The reviewer agent receives a prompt with both variables substituted. It checks that src/auth/ was not broken and that the refactor goal was met.

Stage 4/4 -- Verify

Verification report:

  • Build: PASS
  • Tests: 31 run, 31 passed, 0 failed
  • Verification criteria:
    • Public API of the module is unchanged: PASS (index.ts exports the same 6 functions, all 8 consumer files unchanged)
    • All existing tests pass: PASS (31 tests, 0 failures, 0 skipped)
    • No new circular dependencies introduced: PASS (password.ts, token.ts, session.ts have no cross-imports; auth.ts imports from siblings only)
    • Code complexity is reduced: PASS (auth.ts: 340 lines -> 58 lines, cyclomatic complexity: 24 -> 4; largest new file is session.ts at 85 lines with complexity 6)
  • Status: PASS

Final result

StageAgentWhat happened
ResearchresearcherMapped module structure, found 3 tangled concerns in one 340-line file
Planarchitect5-step execution order, tests pass after each step
Implementdeveloper3 files created, 4 files modified, auth.ts reduced to 58 lines
VerifyreviewerAll 31 tests pass, public API unchanged, no circular dependencies

The refactored module is in your working directory, ready for review. The public API surface is identical -- all 8 consumer files work without changes.
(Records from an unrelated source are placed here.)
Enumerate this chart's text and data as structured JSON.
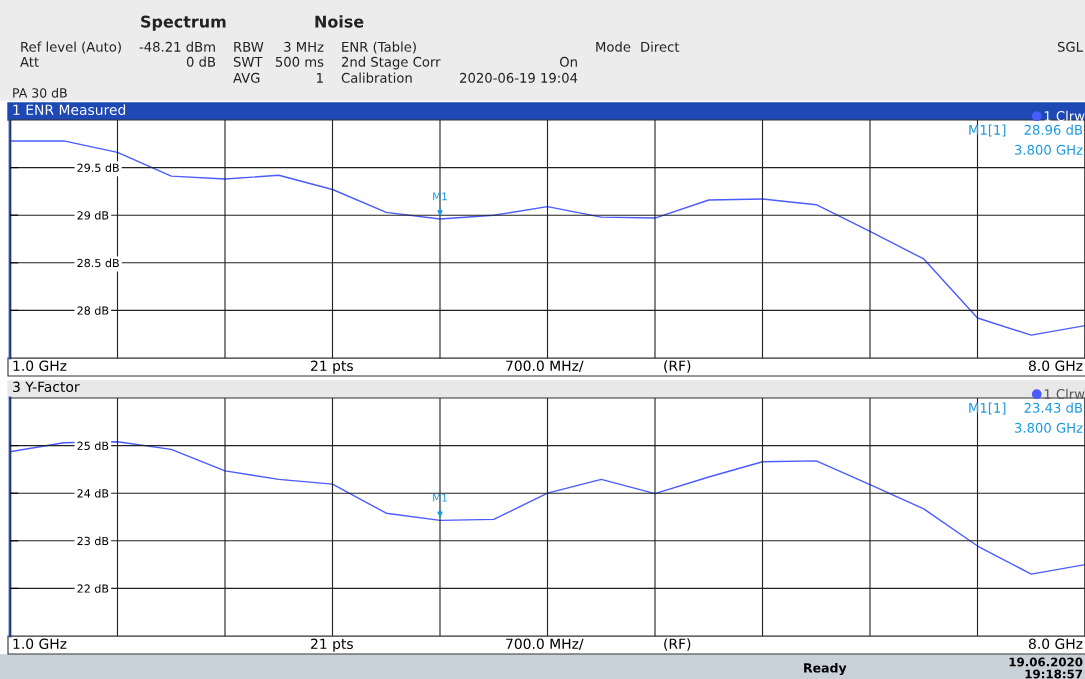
{
  "chart_data": [
    {
      "type": "line",
      "title": "1 ENR Measured",
      "categories": [
        null,
        null,
        null,
        null,
        null,
        null,
        null,
        null,
        null,
        null,
        null,
        null,
        null,
        null,
        null,
        null,
        null,
        null,
        null,
        null,
        null
      ],
      "series": [
        {
          "name": "1 Clrw",
          "color": "#4a5cff",
          "values": [
            29.78,
            29.78,
            29.66,
            29.41,
            29.38,
            29.42,
            29.27,
            29.03,
            28.96,
            29.0,
            29.09,
            28.98,
            28.97,
            29.16,
            29.17,
            29.11,
            28.83,
            28.54,
            27.92,
            27.74,
            27.84
          ]
        }
      ],
      "ylim": [
        27.5,
        30.0
      ],
      "yticks": [
        {
          "value": 28,
          "label": "28 dB"
        },
        {
          "value": 28.5,
          "label": "28.5 dB"
        },
        {
          "value": 29,
          "label": "29 dB"
        },
        {
          "value": 29.5,
          "label": "29.5 dB"
        }
      ],
      "tick_labels": "y",
      "grid": true,
      "legend": "top right",
      "marker": "none",
      "line_style": "solid",
      "annotations": [
        "Spectrum",
        "Noise",
        "Ref level (Auto)",
        "-48.21 dBm",
        "Att",
        "0 dB",
        "RBW",
        "3 MHz",
        "SWT",
        "500 ms",
        "AVG",
        "1",
        "ENR (Table)",
        "2nd Stage Corr",
        "On",
        "Calibration",
        "2020-06-19 19:04",
        "Mode",
        "Direct",
        "SGL",
        "PA 30 dB",
        "1.0 GHz",
        "21 pts",
        "700.0 MHz/",
        "(RF)",
        "8.0 GHz",
        "M1[1]",
        "28.96 dB",
        "3.800 GHz",
        {
          "text": "M1",
          "y": 28.96
        }
      ]
    },
    {
      "type": "line",
      "title": "3 Y-Factor",
      "categories": [
        null,
        null,
        null,
        null,
        null,
        null,
        null,
        null,
        null,
        null,
        null,
        null,
        null,
        null,
        null,
        null,
        null,
        null,
        null,
        null,
        null
      ],
      "series": [
        {
          "name": "1 Clrw",
          "color": "#4a5cff",
          "values": [
            24.87,
            25.06,
            25.08,
            24.92,
            24.47,
            24.29,
            24.19,
            23.58,
            23.43,
            23.45,
            24.0,
            24.29,
            23.99,
            24.34,
            24.66,
            24.68,
            24.18,
            23.67,
            22.89,
            22.3,
            22.5
          ]
        }
      ],
      "ylim": [
        21.0,
        26.0
      ],
      "yticks": [
        {
          "value": 22,
          "label": "22 dB"
        },
        {
          "value": 23,
          "label": "23 dB"
        },
        {
          "value": 24,
          "label": "24 dB"
        },
        {
          "value": 25,
          "label": "25 dB"
        }
      ],
      "tick_labels": "y",
      "grid": true,
      "legend": "top right",
      "marker": "none",
      "line_style": "solid",
      "annotations": [
        "1.0 GHz",
        "21 pts",
        "700.0 MHz/",
        "(RF)",
        "8.0 GHz",
        "M1[1]",
        "23.43 dB",
        "3.800 GHz",
        "Ready",
        "19.06.2020",
        "19:18:57",
        {
          "text": "M1",
          "y": 23.43
        }
      ]
    }
  ]
}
Key patterns in this walkthrough

Two variables for precise scoping. The target_module and refactor_goal variables let you specify exactly what to refactor and why. Without variables, you would need to describe the scope and objective in a long task description and hope each agent interprets it correctly.

Variable substitution in prompts. Both ${target_module} and ${refactor_goal} appear in the research, plan, and verify stage prompts. The researcher analyzes src/auth/ specifically. The architect plans toward the stated goal. The reviewer checks that the goal was met. Every agent works from the same substituted values.
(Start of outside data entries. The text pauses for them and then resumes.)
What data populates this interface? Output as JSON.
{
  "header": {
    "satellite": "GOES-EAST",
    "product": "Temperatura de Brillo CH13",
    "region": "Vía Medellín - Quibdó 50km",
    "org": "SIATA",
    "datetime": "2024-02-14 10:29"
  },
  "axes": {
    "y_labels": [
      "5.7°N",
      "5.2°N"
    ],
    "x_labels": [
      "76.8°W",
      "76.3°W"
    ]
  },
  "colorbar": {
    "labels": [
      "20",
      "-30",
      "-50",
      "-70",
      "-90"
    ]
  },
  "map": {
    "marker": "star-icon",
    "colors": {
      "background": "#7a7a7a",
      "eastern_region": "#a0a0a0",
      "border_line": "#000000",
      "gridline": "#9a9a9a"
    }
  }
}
Safe execution order. The plan defines five steps where tests pass after each one. This means if any step breaks something, the failure is isolated to that step. The developer follows this order, and the reviewer can verify that the incremental approach was respected.

Public API preservation. The tactic's verification criteria explicitly check that the module's public API is unchanged. The index.ts barrel export acts as a contract: as long as it exports the same functions with the same signatures, consumer files are unaffected. The reviewer confirms all 8 importing files work without modification.